A good candidate to explain that difference is that we live in what philosopher Charles Taylor calls “a secular age.” Unlike our ancestors, our age has gradually lost our sense of the transcendence. Along with our lost transcendence, we’ve lost a shared foundation on which to have discussions. “God is dead,” said Nietzsche—and we have killed him. Worst still, we have not recognized the implications of our deed. God has been replaced by “I.” “I” am the new god of our age. And there are no atheists in this age.
That we are becoming more secular or losing our sense of the transcendence is likely not surprising to most. That we are gradually losing shared assumptions about how our world works is also nothing new. But few seem to appreciate how this is a rising challenge for free speech in the modern world.
As I’ve already made clear, I’m very sympathetic with the objectives of Rowling and Phelps-Roper. We should pursue a more kind, charitable, and nuanced discourse. That would solve some problems. But only some. If that’s our end, there is an enormous piece of the puzzle missing. I’m not sure Rowling recognizes that it’s not included in the box. We’ll have to look elsewhere.

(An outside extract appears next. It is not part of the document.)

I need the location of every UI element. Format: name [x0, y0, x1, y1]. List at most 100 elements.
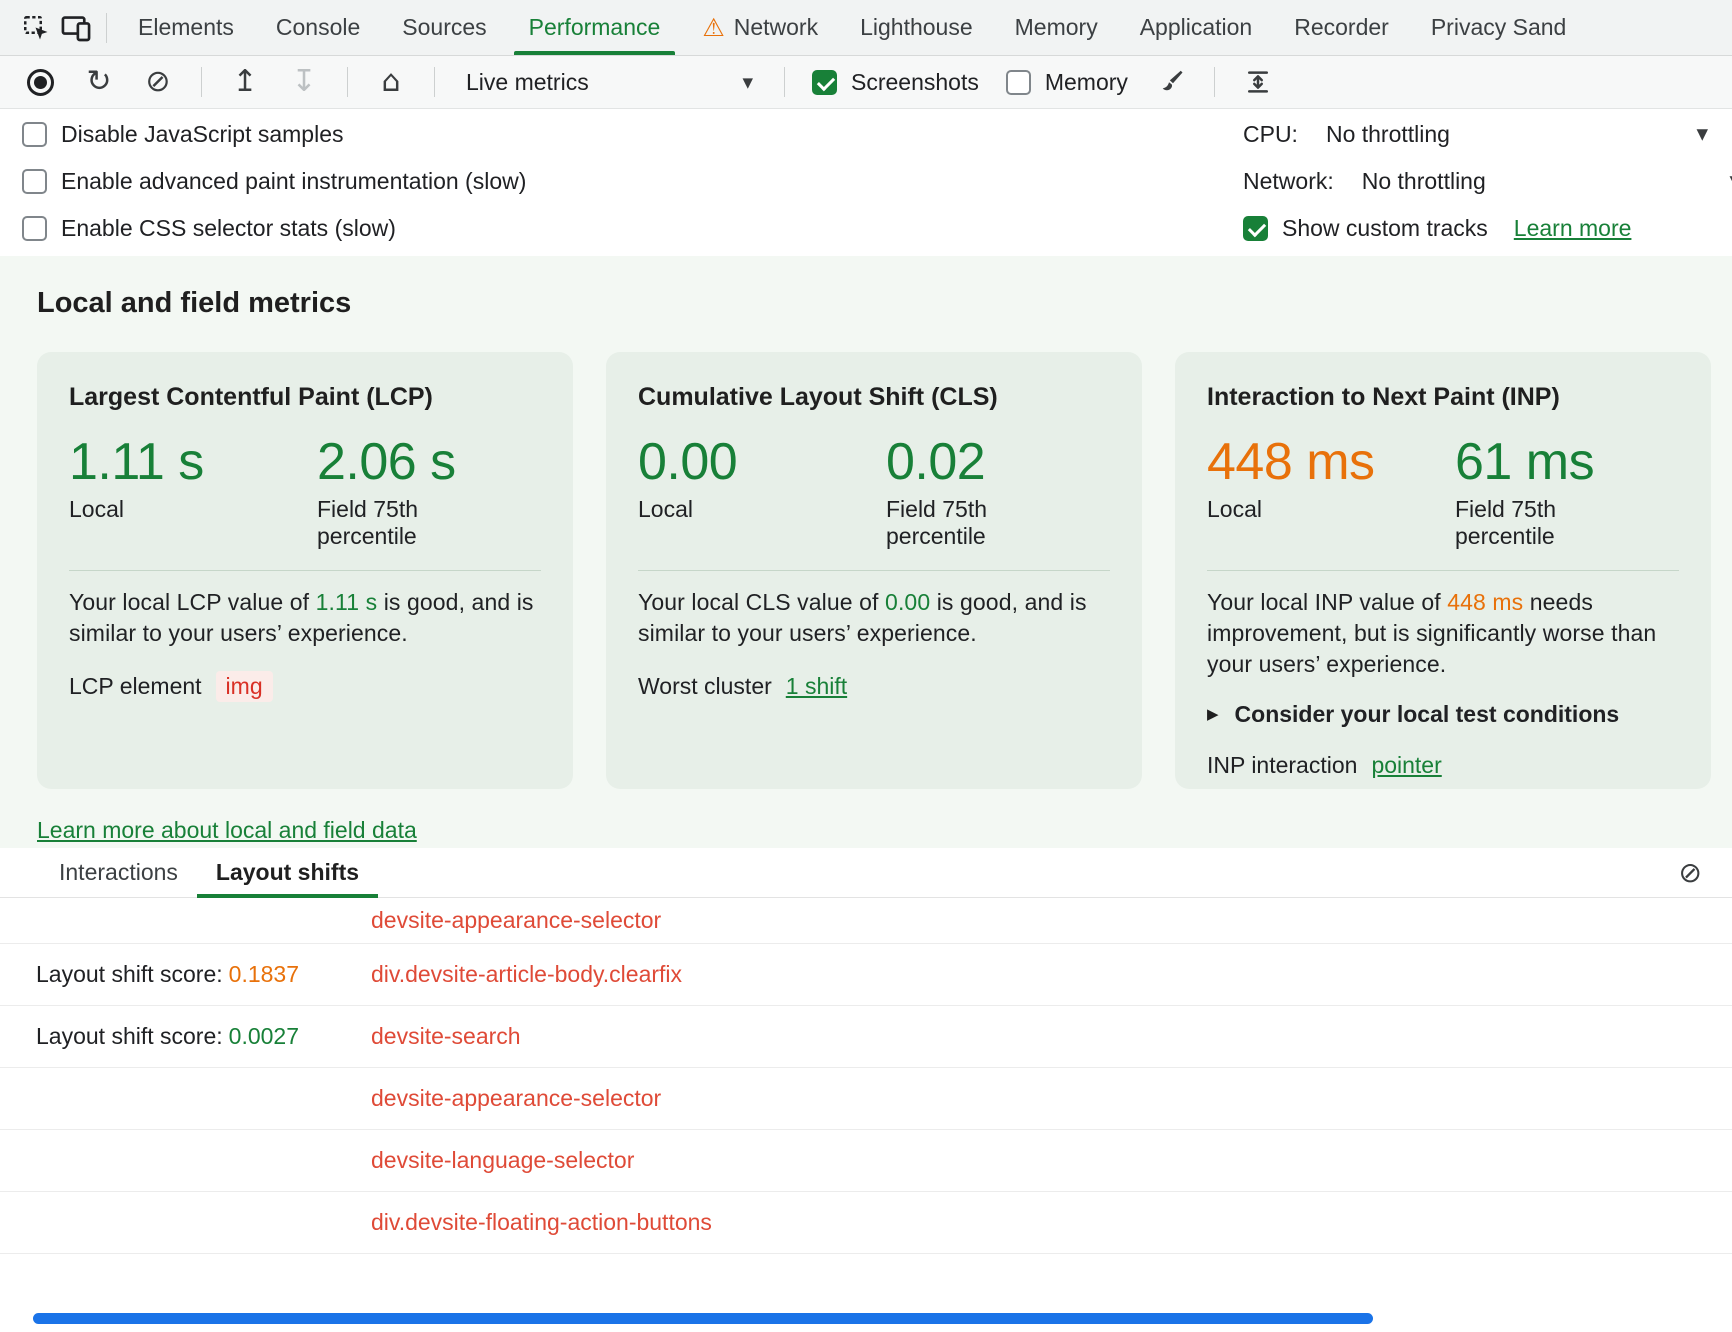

To put it bluntly, short of radical worldview transformation, Rowling will never convince a trans activist that a trans woman isn’t a woman (full stop). The reason she won’t has nothing to do with the quality of her arguments. And that’s the point. When they are trying jointly to answer the question “what is a woman?” they are already too far downstream. Because far upstream, there are all these vastly different assumptions about the nature of reality. Who determines what is real?

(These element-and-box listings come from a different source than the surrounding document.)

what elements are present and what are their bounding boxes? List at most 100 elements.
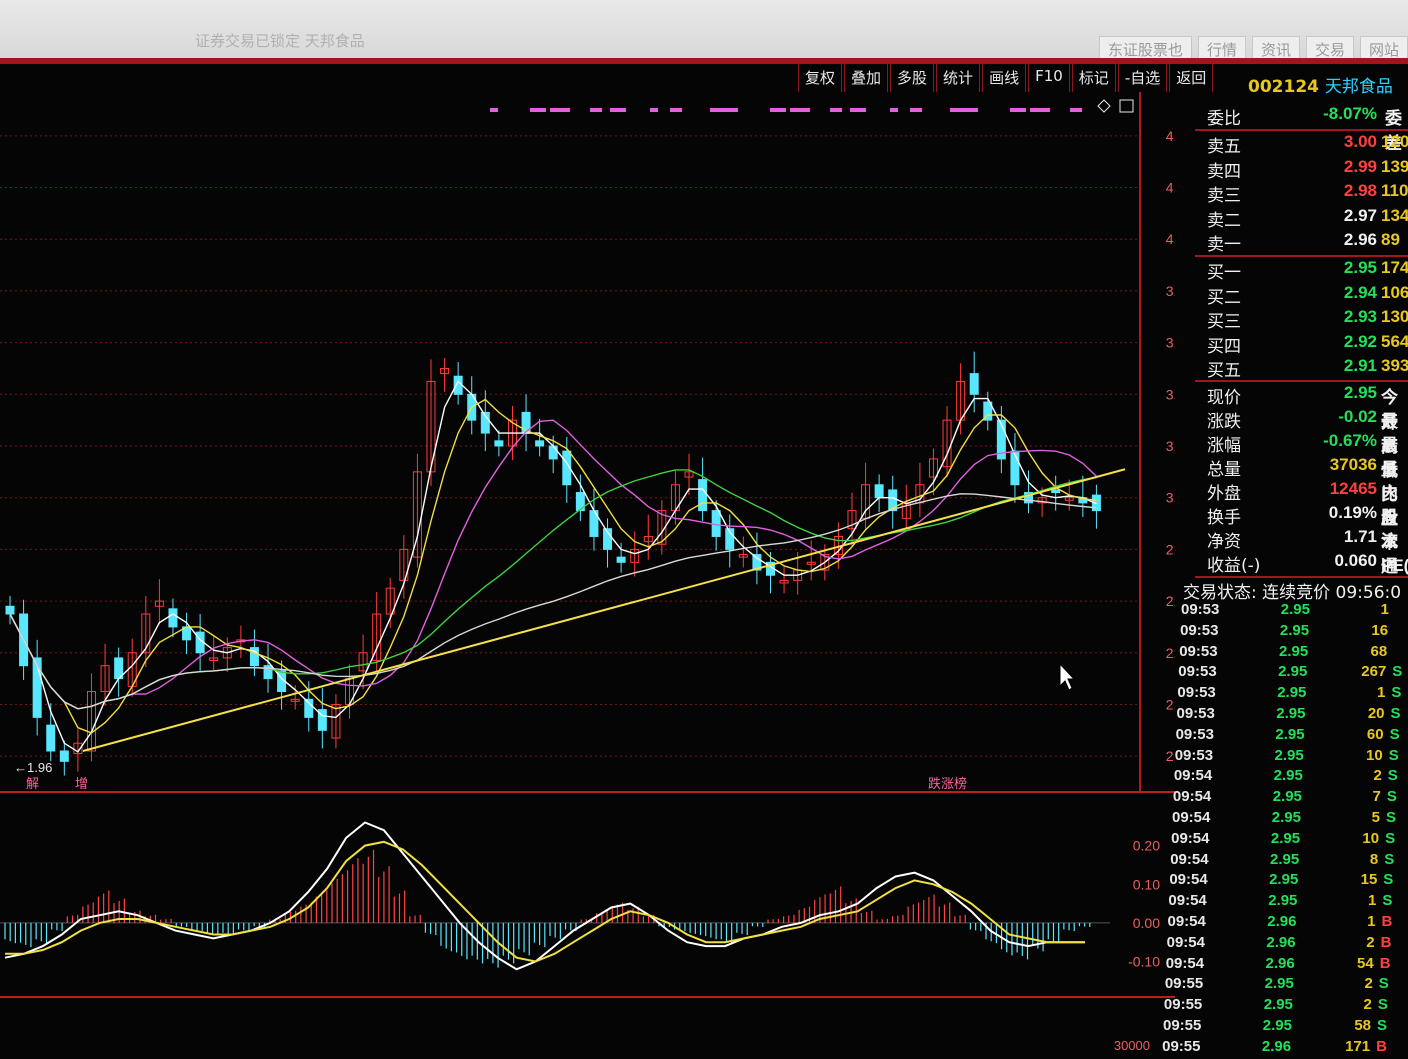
bid-row-extra: 564 [1381, 331, 1408, 351]
ask-row-value: 2.96 [1343, 230, 1377, 249]
macd-axis-tick: 0.00 [1133, 915, 1160, 931]
tick-price: 2.96 [1265, 954, 1295, 972]
toolbar-statistics[interactable]: 统计 [936, 64, 981, 92]
ask-row-value: 3.00 [1343, 132, 1377, 151]
tick-volume: 2 [1364, 975, 1373, 993]
toolbar-draw-line[interactable]: 画线 [982, 64, 1027, 92]
stat-row: 外盘 12465 内盘 [1175, 479, 1408, 528]
stat-row-label: 涨跌 [1207, 412, 1241, 432]
bid-row-label: 买五 [1207, 361, 1241, 381]
toolbar-overlay[interactable]: 叠加 [844, 64, 889, 92]
info-mine-marker [490, 108, 498, 112]
tick-volume: 8 [1369, 850, 1379, 868]
candle-body [168, 608, 178, 628]
event-marker: 增 [75, 776, 88, 791]
tick-row: 09:55 2.95 2 S [1164, 996, 1408, 1017]
tick-row: 09:54 2.95 5 S [1172, 809, 1408, 830]
weibi-value: -8.07% [1323, 104, 1377, 123]
price-axis-tick: 2.60 [1166, 593, 1175, 609]
tick-time: 09:54 [1172, 788, 1212, 806]
candle-body [548, 445, 558, 460]
bid-row: 买四 2.92 564 [1175, 331, 1408, 357]
tick-time: 09:54 [1170, 850, 1209, 868]
tick-price: 2.95 [1264, 975, 1294, 993]
price-axis-tick: 4.40 [1166, 128, 1175, 144]
tick-side: S [1382, 892, 1393, 910]
tick-volume: 7 [1372, 788, 1381, 806]
toolbar-multi-stock[interactable]: 多股 [890, 64, 935, 92]
tick-side: S [1389, 725, 1400, 743]
bid-row-extra: 393 [1381, 356, 1408, 375]
candle-body [59, 750, 69, 762]
tick-row: 09:54 2.96 2 B [1167, 934, 1408, 955]
tick-time: 09:55 [1163, 996, 1203, 1014]
tick-volume: 54 [1357, 954, 1374, 972]
stat-row: 净资 1.71 流通 [1175, 527, 1408, 576]
title-bar: 证券交易已锁定 天邦食品 东证股票也 行情 资讯 交易 网站 [0, 0, 1408, 63]
tick-row: 09:54 2.95 15 S [1169, 871, 1408, 892]
tick-row: 09:53 2.95 1 [1175, 601, 1408, 622]
weibi-label: 委比 [1207, 109, 1241, 129]
bid-row-label: 买一 [1207, 263, 1241, 283]
stat-row: 涨跌 -0.02 最高 [1175, 407, 1408, 456]
toolbar-watchlist[interactable]: -自选 [1117, 64, 1168, 92]
diamond-icon[interactable] [1097, 99, 1111, 113]
stat-row: 涨幅 -0.67% 最低 [1175, 431, 1408, 480]
ask-row-extra: 134 [1381, 205, 1408, 225]
tick-side: S [1390, 705, 1401, 722]
tick-volume: 267 [1361, 663, 1387, 681]
tick-row: 09:54 2.96 54 B [1166, 954, 1408, 976]
tick-volume: 15 [1360, 871, 1378, 889]
bid-row-extra: 1300 [1381, 307, 1408, 326]
toolbar-f10[interactable]: F10 [1028, 64, 1070, 92]
tick-volume: 1 [1368, 892, 1377, 910]
stat-row-value: 1.71 [1343, 527, 1377, 546]
tick-time: 09:53 [1175, 725, 1214, 743]
candle-body [874, 484, 884, 499]
tick-price: 2.95 [1263, 996, 1293, 1014]
stock-header: 002124 天邦食品 [1248, 72, 1393, 97]
tick-price: 2.95 [1272, 788, 1302, 806]
price-axis-tick: 3.80 [1166, 283, 1175, 299]
price-axis-tick: 3.60 [1166, 335, 1175, 351]
tick-price: 2.95 [1268, 892, 1298, 910]
tick-price: 2.95 [1277, 684, 1307, 702]
bid-row: 买一 2.951747 [1175, 258, 1408, 283]
candle-body [969, 373, 979, 395]
tick-volume: 58 [1354, 1017, 1371, 1034]
trade-status-text: 交易状态: 连续竞价 09:56:0 [1183, 583, 1402, 603]
info-mine-marker [710, 108, 730, 112]
info-mine-marker [730, 108, 738, 112]
info-mine-marker [950, 108, 970, 112]
stat-row-value: 12465 [1329, 479, 1377, 498]
tick-price: 2.95 [1274, 746, 1304, 764]
weibi-row: 委比 -8.07% 委差 [1175, 104, 1408, 153]
support-trendline[interactable] [82, 468, 1126, 752]
tick-row: 09:54 2.95 2 S [1174, 767, 1408, 788]
tick-side: S [1392, 663, 1403, 681]
tick-row: 09:54 2.96 1 B [1168, 913, 1408, 934]
tick-time: 09:54 [1172, 809, 1211, 826]
info-mine-marker [850, 108, 866, 112]
ask-row-extra: 139 [1381, 156, 1408, 176]
tick-side: S [1378, 975, 1389, 993]
tick-price: 2.95 [1273, 767, 1303, 785]
kline-chart[interactable]: 4.40 4.20 4.00 3.80 3.60 3.40 3.20 3.00 2.80 2.60… [0, 92, 1175, 1056]
price-axis-tick: 2.80 [1166, 541, 1175, 557]
tick-price: 2.95 [1276, 705, 1306, 722]
price-axis-tick: 3.40 [1166, 386, 1175, 402]
candle-body [46, 724, 56, 752]
toolbar-restore-rights[interactable]: 复权 [798, 64, 843, 92]
tick-row: 09:54 2.95 1 S [1168, 892, 1408, 913]
info-mine-marker [650, 108, 658, 112]
tick-side: S [1384, 850, 1395, 868]
tick-time: 09:53 [1176, 705, 1215, 722]
bid-row-label: 买二 [1207, 287, 1241, 308]
toolbar-mark[interactable]: 标记 [1071, 64, 1116, 92]
toolbar-back[interactable]: 返回 [1169, 64, 1214, 92]
tick-volume: 68 [1370, 642, 1388, 660]
tick-price: 2.95 [1271, 809, 1301, 826]
info-mine-marker [670, 108, 682, 112]
window-toggle-icon[interactable] [1119, 99, 1134, 113]
bid-row-extra: 1064 [1381, 282, 1408, 302]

Pointing out a difference in foundation may seem an old or tired criticism. But it’s old for a reason. Rowling and Phelps-Roper will not find what they seek in our universe or in themselves. Their claims are, literally, baseless. They seem to think the argument is about the rules of the game. But the argument is actually about which game we’re playing. And that makes it a lot more difficult to have fun.

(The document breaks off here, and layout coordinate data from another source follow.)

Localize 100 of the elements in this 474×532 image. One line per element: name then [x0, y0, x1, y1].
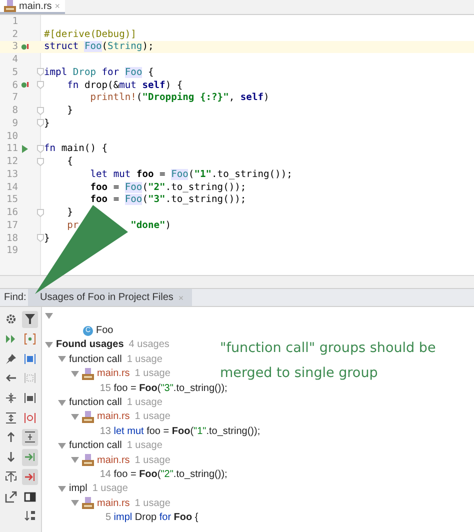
usage-count: 1 usage [126, 397, 162, 408]
implementation-marker-icon[interactable] [21, 81, 29, 90]
code-line: fn main() { [44, 143, 108, 154]
tree-toggle-icon[interactable] [71, 412, 79, 421]
fold-icon[interactable] [37, 234, 44, 242]
rerun-icon [5, 333, 17, 346]
find-tab[interactable]: Usages of Foo in Project Files × [28, 289, 192, 306]
line-number: 17 [5, 220, 18, 231]
collapse-all-icon [5, 412, 17, 424]
implementation-marker-icon[interactable] [21, 42, 29, 51]
fold-icon[interactable] [37, 158, 44, 166]
export-icon [5, 470, 17, 483]
code-line: let mut foo = Foo("1".to_string()); [89, 168, 292, 180]
fold-icon[interactable] [37, 208, 44, 217]
tree-item[interactable]: function call [69, 440, 122, 452]
line-number: 5 [11, 66, 18, 78]
tree-item[interactable]: Found usages [56, 339, 124, 350]
fold-icon[interactable] [37, 119, 44, 128]
line-number: 11 [5, 143, 18, 154]
tree-toggle-icon[interactable] [58, 398, 66, 407]
toolbar-button[interactable] [22, 429, 38, 446]
tree-item[interactable]: Foo [96, 325, 114, 336]
fold-icon[interactable] [37, 81, 44, 90]
fold-icon[interactable] [37, 144, 44, 153]
tree-item[interactable]: main.rs [97, 368, 130, 380]
fold-icon[interactable] [37, 106, 44, 115]
editor-tab[interactable]: main.rs × [0, 0, 66, 14]
line-number: 12 [5, 156, 18, 168]
method-icon [24, 412, 36, 424]
sort-icon [24, 510, 36, 522]
run-icon[interactable] [21, 144, 29, 153]
usage-line[interactable]: 14 foo = Foo("2".to_string()); [97, 468, 228, 480]
usage-count: 1 usage [126, 354, 162, 365]
rust-file-icon [82, 368, 94, 380]
tree-item[interactable]: impl [69, 483, 88, 494]
code-line: } [44, 118, 50, 129]
tree-toggle-icon[interactable] [58, 442, 66, 450]
line-number: 6 [11, 80, 18, 91]
tree-item[interactable]: main.rs [97, 411, 130, 422]
code-line: foo = Foo("3".to_string()); [89, 194, 246, 206]
tree-toggle-icon[interactable] [58, 484, 66, 493]
line-number: 14 [5, 182, 18, 193]
code-line: } [44, 232, 50, 244]
usage-count: 1 usage [134, 454, 170, 466]
usage-count: 1 usage [134, 368, 170, 380]
rust-file-icon [82, 410, 94, 423]
settings-icon [5, 313, 17, 326]
bracket-icon [24, 333, 36, 346]
code-line: struct Foo(String); [44, 41, 154, 52]
up-arrow-icon [5, 431, 17, 444]
tree-toggle-icon[interactable] [58, 355, 66, 364]
line-number: 13 [5, 168, 18, 180]
down-arrow-icon [5, 451, 17, 464]
tree-item[interactable]: main.rs [97, 498, 130, 509]
line-number: 9 [11, 118, 18, 129]
preview-panel-icon [24, 490, 36, 503]
tree-toggle-icon[interactable] [45, 340, 53, 349]
usage-line[interactable]: 5 impl Drop for Foo { [97, 512, 198, 524]
write-access-icon [24, 470, 36, 483]
tree-item[interactable]: function call [69, 354, 122, 365]
line-number: 2 [11, 28, 18, 40]
fold-icon[interactable] [37, 68, 44, 76]
annotation-text: "function call" groups should be merged to single group [220, 339, 437, 383]
line-number: 7 [11, 92, 18, 104]
line-number: 8 [11, 105, 18, 116]
popout-icon [5, 490, 17, 503]
filter-icon [24, 313, 36, 326]
tree-toggle-icon[interactable] [71, 499, 79, 508]
module-icon [24, 392, 36, 404]
code-line: } [66, 105, 73, 116]
line-number: 19 [5, 245, 18, 256]
line-number: 3 [11, 41, 18, 52]
line-number: 4 [11, 54, 18, 66]
line-number: 18 [5, 232, 18, 244]
dotted-square-icon [24, 372, 36, 384]
find-label: Find: [3, 291, 28, 305]
tree-toggle-icon[interactable] [45, 312, 53, 320]
usage-line[interactable]: 15 foo = Foo("3".to_string()); [97, 382, 228, 394]
usage-count: 1 usage [134, 498, 170, 509]
tree-item[interactable]: main.rs [97, 454, 130, 466]
line-number: 15 [5, 194, 18, 206]
rust-file-icon [4, 0, 16, 12]
pin-icon [5, 352, 17, 365]
line-number: 16 [5, 207, 18, 218]
tree-toggle-icon[interactable] [71, 456, 79, 464]
tree-item[interactable]: function call [69, 397, 122, 408]
usage-count: 1 usage [126, 440, 162, 452]
read-access-icon [24, 451, 36, 464]
usage-count: 1 usage [92, 483, 128, 494]
square-icon [24, 352, 36, 365]
usage-line[interactable]: 13 let mut foo = Foo("1".to_string()); [97, 426, 260, 437]
usage-count: 1 usage [134, 411, 170, 422]
code-line: } [66, 207, 73, 218]
expand-all-icon [5, 392, 17, 404]
toolbar-button[interactable] [22, 311, 38, 328]
rust-file-icon [82, 454, 94, 466]
code-line: println!("Dropping {:?}", self) [89, 92, 270, 104]
merge-icon [24, 431, 36, 444]
usage-count: 4 usages [128, 339, 170, 350]
tree-toggle-icon[interactable] [71, 370, 79, 378]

Perhaps this is a bleak picture I’m painting. But I see more reason to hope than despair. Rowling herself suggests a way forward on the podcast. During the darkest, pre-Potter days of her life, she says she hit rock bottom. But she adds that she needed the solid foundation of rock bottom to get on her feet again. Maybe that’s what we need, as a society. We need to hit rock bottom. Paul envisioned that kind of radical shift for the Athenians. If they accepted his message, it would turn their worlds upside down. It required nothing less than a re-orientation of what they worshipped. When we hear “rock bottom,” we typically think of the mire of life. I don’t know what that looks like for a whole society. But I imagine a re-orientation of what we worship is a good place to start.
Francis Schaeffer famously said that the modern world has “both feet planted in mid-air.” The first step is to realize that we’re in mid-air. Let’s fall until we hit something solid.